Prof. Dr. İlber Ortaylı ise, "Türkiye'nin özlük durumu var, dünyada arkeoloji zengini olan ve insanlara tesir eden tek ülke Türkiye değil. Ama çok objektif olan bir şey var. Türkiye, Akdeniz dünyası içerisindeki en zengin örnekler bulunan ülkedir. Selçuklu İmparatorluğu devrinde en zengin hayatı yaşamıştır ve İran'ın zenginliklerine sadece kervansaraylar yeter.
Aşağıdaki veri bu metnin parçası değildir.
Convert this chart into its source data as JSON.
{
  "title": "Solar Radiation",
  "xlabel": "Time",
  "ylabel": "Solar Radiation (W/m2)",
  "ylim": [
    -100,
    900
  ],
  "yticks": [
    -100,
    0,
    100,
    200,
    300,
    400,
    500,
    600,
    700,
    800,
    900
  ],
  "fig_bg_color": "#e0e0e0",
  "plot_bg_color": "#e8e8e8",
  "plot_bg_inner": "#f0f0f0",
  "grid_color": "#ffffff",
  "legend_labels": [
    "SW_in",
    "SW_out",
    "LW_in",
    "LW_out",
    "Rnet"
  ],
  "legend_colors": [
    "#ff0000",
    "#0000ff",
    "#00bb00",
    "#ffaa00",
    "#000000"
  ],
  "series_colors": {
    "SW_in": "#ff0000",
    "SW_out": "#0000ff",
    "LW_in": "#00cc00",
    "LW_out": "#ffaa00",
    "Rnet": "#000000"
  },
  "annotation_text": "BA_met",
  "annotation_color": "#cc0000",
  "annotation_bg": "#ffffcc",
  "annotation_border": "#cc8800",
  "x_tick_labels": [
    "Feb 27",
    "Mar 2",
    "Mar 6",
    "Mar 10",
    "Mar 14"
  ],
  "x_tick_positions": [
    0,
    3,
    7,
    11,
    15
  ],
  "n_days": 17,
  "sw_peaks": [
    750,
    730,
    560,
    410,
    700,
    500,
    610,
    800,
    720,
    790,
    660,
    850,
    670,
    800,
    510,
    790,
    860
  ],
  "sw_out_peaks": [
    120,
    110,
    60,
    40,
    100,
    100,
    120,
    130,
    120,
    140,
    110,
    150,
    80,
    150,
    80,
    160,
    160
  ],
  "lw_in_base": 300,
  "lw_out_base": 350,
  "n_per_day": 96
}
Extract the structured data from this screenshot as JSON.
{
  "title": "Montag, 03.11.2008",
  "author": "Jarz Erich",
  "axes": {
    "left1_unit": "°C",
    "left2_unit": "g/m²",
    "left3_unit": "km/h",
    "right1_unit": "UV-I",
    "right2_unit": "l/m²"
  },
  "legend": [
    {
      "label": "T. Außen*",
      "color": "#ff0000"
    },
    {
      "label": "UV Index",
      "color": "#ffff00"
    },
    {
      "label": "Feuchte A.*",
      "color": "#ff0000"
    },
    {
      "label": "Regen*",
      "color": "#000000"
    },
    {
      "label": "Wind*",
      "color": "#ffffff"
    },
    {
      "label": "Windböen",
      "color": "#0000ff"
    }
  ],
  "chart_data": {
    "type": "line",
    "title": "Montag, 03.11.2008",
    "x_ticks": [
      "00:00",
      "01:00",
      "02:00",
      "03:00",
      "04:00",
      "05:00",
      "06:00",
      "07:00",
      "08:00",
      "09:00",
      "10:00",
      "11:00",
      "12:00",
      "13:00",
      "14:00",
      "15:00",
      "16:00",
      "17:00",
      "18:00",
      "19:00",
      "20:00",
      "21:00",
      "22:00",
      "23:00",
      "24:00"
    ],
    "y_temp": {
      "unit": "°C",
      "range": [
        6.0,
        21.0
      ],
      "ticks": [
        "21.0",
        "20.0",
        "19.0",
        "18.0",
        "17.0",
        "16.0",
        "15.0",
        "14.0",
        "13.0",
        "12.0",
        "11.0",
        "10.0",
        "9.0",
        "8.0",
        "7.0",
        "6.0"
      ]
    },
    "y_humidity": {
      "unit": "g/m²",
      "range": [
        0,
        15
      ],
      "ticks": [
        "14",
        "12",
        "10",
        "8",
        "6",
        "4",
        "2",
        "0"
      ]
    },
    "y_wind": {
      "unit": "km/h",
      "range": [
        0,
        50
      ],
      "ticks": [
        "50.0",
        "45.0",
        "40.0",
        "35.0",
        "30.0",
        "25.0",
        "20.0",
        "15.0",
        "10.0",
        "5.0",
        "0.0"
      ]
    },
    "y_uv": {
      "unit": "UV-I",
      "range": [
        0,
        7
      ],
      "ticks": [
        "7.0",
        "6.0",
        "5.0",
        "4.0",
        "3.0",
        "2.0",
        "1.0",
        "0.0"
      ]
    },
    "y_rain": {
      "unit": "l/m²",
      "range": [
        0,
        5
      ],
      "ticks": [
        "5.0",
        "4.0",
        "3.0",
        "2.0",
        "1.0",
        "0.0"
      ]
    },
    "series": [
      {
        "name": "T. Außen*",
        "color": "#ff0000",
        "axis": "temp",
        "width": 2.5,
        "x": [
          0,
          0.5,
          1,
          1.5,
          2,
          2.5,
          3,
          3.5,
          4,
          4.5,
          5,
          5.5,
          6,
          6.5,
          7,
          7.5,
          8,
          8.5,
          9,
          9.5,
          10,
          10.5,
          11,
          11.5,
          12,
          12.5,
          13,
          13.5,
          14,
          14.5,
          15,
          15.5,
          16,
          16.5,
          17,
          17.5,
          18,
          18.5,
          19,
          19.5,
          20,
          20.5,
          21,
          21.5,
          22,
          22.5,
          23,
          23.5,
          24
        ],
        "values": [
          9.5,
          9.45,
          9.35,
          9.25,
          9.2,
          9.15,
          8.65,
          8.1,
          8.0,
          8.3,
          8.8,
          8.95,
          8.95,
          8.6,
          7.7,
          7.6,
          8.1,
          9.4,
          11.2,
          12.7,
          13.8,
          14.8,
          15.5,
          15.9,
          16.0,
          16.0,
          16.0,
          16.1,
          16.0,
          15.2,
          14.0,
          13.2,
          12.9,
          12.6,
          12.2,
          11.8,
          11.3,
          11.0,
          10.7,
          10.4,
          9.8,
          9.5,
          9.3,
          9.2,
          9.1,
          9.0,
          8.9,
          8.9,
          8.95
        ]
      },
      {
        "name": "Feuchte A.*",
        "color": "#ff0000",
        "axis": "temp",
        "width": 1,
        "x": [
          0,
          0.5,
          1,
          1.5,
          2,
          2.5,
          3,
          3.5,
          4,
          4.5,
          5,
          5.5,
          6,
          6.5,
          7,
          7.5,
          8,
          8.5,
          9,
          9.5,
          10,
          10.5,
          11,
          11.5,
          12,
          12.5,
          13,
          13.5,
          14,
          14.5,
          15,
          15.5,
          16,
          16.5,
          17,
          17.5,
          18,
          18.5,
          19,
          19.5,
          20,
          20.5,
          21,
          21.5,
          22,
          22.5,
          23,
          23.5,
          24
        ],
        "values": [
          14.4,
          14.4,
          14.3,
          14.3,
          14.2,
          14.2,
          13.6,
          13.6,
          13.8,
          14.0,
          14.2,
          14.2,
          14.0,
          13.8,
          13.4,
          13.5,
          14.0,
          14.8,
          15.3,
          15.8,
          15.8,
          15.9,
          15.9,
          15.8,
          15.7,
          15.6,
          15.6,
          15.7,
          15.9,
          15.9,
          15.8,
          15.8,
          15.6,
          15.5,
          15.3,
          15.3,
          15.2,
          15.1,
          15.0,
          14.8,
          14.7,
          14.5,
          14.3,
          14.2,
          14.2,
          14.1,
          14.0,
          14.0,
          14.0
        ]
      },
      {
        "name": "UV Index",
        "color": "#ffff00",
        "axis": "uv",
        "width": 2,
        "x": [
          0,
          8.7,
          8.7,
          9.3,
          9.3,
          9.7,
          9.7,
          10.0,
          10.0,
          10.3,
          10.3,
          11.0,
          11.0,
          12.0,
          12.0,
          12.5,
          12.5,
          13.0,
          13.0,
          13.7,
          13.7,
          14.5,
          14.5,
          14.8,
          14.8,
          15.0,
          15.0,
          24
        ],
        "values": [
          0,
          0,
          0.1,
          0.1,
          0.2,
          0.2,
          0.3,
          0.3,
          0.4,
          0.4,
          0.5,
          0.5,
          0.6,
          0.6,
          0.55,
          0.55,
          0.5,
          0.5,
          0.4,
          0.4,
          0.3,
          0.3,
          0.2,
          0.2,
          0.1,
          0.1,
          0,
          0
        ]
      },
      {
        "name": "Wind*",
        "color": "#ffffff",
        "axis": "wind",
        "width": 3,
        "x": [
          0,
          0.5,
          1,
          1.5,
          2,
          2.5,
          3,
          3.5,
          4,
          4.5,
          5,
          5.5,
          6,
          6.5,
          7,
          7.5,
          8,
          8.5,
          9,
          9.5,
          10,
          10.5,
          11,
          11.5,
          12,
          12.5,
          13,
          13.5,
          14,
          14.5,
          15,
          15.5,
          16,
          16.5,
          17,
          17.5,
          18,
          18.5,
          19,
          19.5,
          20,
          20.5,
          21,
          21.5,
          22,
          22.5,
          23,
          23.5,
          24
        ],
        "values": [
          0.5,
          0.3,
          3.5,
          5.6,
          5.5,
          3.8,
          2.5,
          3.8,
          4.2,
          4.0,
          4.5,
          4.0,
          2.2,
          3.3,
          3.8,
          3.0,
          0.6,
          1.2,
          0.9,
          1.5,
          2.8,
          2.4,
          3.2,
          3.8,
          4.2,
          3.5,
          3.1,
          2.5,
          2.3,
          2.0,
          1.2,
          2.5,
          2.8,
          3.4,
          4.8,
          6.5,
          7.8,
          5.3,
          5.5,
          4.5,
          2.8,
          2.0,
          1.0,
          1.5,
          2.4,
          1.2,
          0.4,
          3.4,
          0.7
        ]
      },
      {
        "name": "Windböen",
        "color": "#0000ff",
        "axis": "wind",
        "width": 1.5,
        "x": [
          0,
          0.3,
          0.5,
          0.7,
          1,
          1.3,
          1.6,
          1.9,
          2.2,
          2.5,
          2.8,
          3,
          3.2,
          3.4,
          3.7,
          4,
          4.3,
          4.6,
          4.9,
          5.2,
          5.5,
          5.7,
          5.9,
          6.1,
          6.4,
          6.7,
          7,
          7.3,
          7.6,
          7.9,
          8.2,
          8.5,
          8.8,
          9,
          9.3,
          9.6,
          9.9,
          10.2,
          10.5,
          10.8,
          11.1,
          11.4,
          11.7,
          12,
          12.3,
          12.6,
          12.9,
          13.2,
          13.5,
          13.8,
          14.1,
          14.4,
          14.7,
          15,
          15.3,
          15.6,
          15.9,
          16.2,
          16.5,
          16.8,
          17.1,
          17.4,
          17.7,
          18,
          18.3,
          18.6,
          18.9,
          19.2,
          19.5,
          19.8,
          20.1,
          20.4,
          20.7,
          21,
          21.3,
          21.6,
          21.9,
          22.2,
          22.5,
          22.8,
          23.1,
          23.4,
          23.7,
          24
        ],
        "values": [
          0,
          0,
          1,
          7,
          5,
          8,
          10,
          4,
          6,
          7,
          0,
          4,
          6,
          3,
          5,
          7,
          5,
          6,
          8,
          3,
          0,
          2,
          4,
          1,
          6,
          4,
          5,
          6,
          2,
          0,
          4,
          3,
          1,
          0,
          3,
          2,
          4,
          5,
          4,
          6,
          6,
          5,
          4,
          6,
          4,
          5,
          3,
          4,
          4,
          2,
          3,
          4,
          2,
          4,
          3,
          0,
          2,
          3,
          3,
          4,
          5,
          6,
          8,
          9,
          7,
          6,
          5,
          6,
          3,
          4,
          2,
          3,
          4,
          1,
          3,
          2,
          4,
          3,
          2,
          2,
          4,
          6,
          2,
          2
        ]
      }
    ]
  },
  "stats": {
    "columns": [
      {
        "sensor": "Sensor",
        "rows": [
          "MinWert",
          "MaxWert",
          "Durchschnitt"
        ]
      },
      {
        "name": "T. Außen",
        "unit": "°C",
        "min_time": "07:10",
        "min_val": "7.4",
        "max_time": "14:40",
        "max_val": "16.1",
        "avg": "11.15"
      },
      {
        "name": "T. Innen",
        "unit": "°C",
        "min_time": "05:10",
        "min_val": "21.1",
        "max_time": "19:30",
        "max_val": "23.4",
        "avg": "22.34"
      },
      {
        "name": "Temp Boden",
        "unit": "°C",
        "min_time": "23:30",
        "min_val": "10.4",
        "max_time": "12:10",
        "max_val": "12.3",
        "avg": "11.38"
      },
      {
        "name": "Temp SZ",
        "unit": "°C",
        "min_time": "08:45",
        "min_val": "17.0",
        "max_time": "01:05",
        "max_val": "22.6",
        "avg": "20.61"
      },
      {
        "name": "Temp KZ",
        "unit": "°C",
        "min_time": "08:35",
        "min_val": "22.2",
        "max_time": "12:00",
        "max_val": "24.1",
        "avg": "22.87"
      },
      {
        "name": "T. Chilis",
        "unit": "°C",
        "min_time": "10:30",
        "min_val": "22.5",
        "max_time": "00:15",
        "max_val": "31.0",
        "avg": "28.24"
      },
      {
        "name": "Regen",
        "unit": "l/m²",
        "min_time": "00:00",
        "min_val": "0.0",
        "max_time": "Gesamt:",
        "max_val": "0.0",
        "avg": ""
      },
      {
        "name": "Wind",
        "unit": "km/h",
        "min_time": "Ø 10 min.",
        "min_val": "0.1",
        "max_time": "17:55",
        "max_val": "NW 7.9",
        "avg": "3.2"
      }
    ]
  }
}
Ama tabii tezatlar var o binaları yaptıran adamın sarayında kayda değer. Şimdi bu şunu gösteriyor; böyle bir ülkede iyi kazılar yapılamadığı için kaçakçılık var" ifadesini kullandı.
Konuşmaların ardından açılış oturumlarıyla 1. Arkeoloji Şurası devam etti.
Üç gün farklı oturumlarla devam edecek şurada, Bilim ve Araştırma, Arkeometri, Dijital Arkeoloji, Eğitim, Sanat, Turizm ve Tanıtım, Kültür Ekonomisi, Kültür Politikaları, Kurum ve Yasalar, Kültürel Miras ve Müzecilik başlıklarında çalışma yapan 11 komisyon, hazırladıkları raporları tartışacak.
Strateji belirlemeye katkı vermeyi ve ilgili uygulayıcılara zaman kazandırmayı hedefleyen şura, tüm sonuçları değerlendirerek arkeoloji dünyası için kısa ve uzun vadeli yol haritası belirleyecek.
Şura sonunda Türk arkeolojisi için bir deklarasyon da oluşturulacak.